People may not have the option of retiring because of longer working lives, the Bank of England governor has warned.
Rapid and seismic change is likely to lead in the interim to unemployment, dislocation and rising inequality, Mark Carney added.
Increasing automation of jobs represents a Fourth Industrial Revolution which threatens a 10th of UK posts and 15% in Ireland, Mr Carney told an audience at the Republic’s Central Bank in Dublin.
“This raises risks of substantial skills mismatch, leading to increased structural unemployment and adverse macroeconomic outcomes.”
He delivered his lecture after warning British Government ministers that house prices could crash by more than a third in the event of a disorderly, no-deal Brexit.
His comments in Ireland focused on the challenge to traditional employment posed by technology and the use of artificial intelligence.
He said those without the skills to exploit the move towards roles geared to originality or emotional intelligence could be left unemployed.
Employers and societies will also have to deal with the decrease in the labour supply produced by an ageing population.
The governor raised the role of innovation in education to try to prevent a skills mismatch.
He said: “The biggest issue may be how to institutionalise retraining in mid-career and to integrate it with the social welfare system.
“The time for a quaternary system of education, founded on the same principle of universality as primary, secondary and tertiary education, may eventually arrive.”
Mr Carney said in the long run the revolutionising of work practices would boost productivity and wages, while creating new jobs to maintain or even increase overall employment.
“But that is in the long run.
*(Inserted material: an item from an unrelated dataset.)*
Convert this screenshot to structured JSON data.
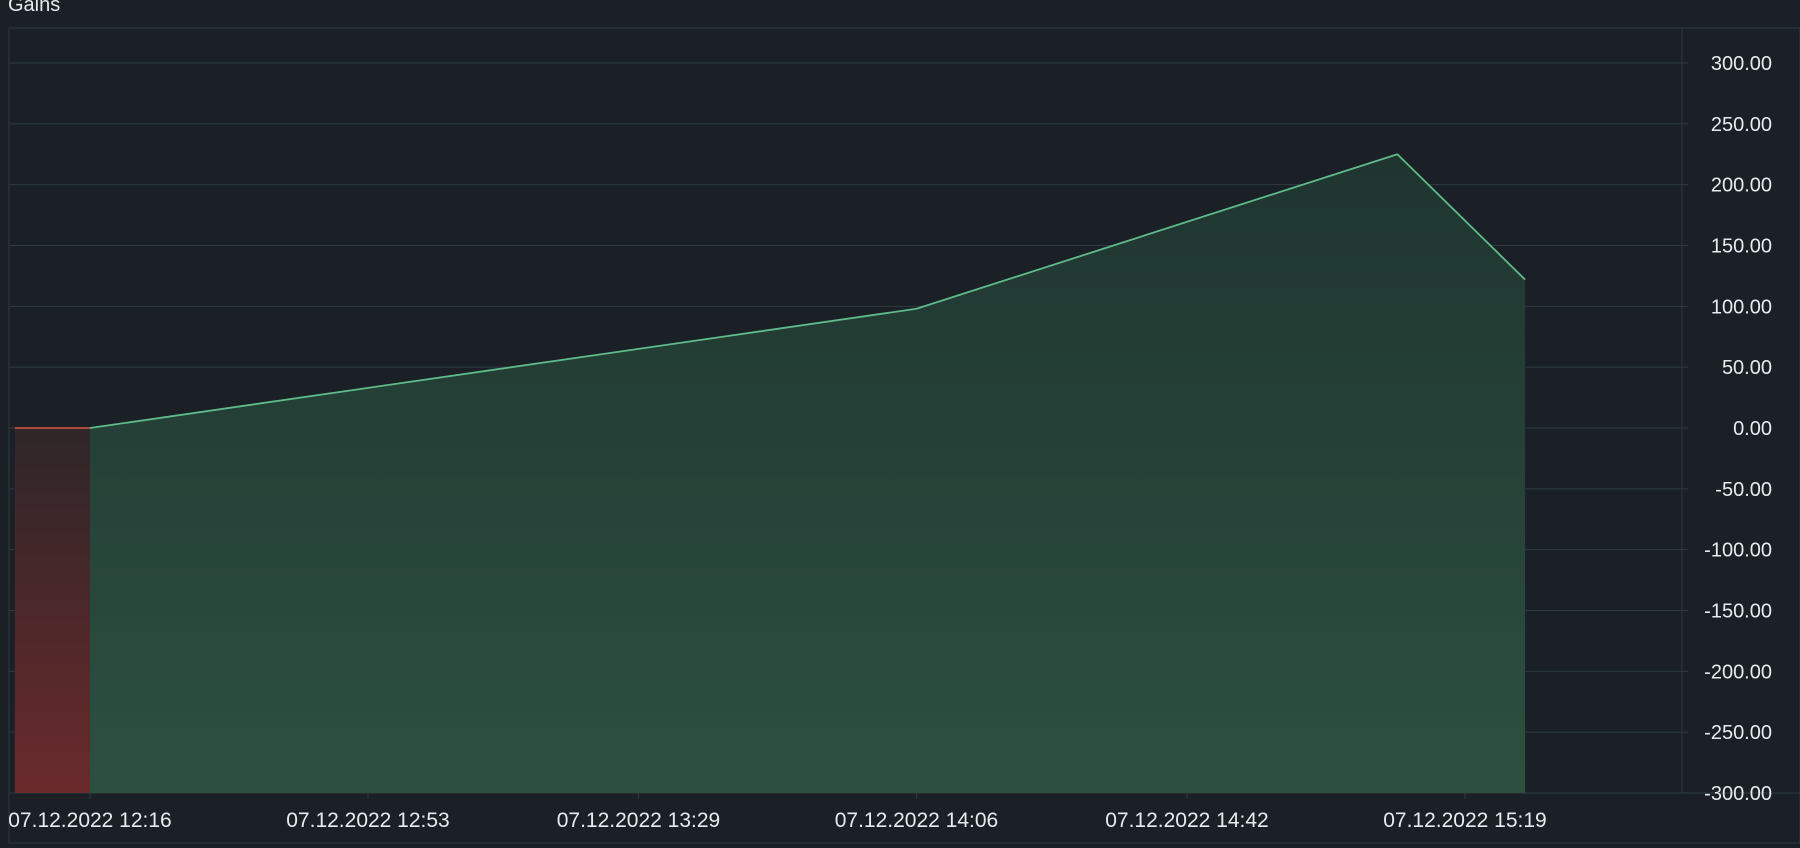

In the interim, if it is similar to previous industrial revolutions, it seems likely there will be a period of technological unemployment, dislocation and rising inequality.
“Given that it could happen more rapidly, the challenge of workforce adjustment could be more difficult.
“The shifts required in employment from jobs involving heads to those with hearts and hands could be far greater each year than seen in previous episodes.”
He noted that rates of pay growth in the UK were below pre-financial crisis averages of a decade ago, largely reflecting continued weakness in productivity growth, and said uncertainty around Brexit has had a dampening effect.
He reiterated that the Bank of England was well prepared for a range of potential Brexit outcomes.
“The Monetary Policy Committee will respond to any persistent change in the outlook to bring inflation sustainably back to 2% target while doing what it can to support jobs and activity.
“The appropriate policy response is not automatic and will depend on the balance of the effects on demand, supply and the exchange rate.”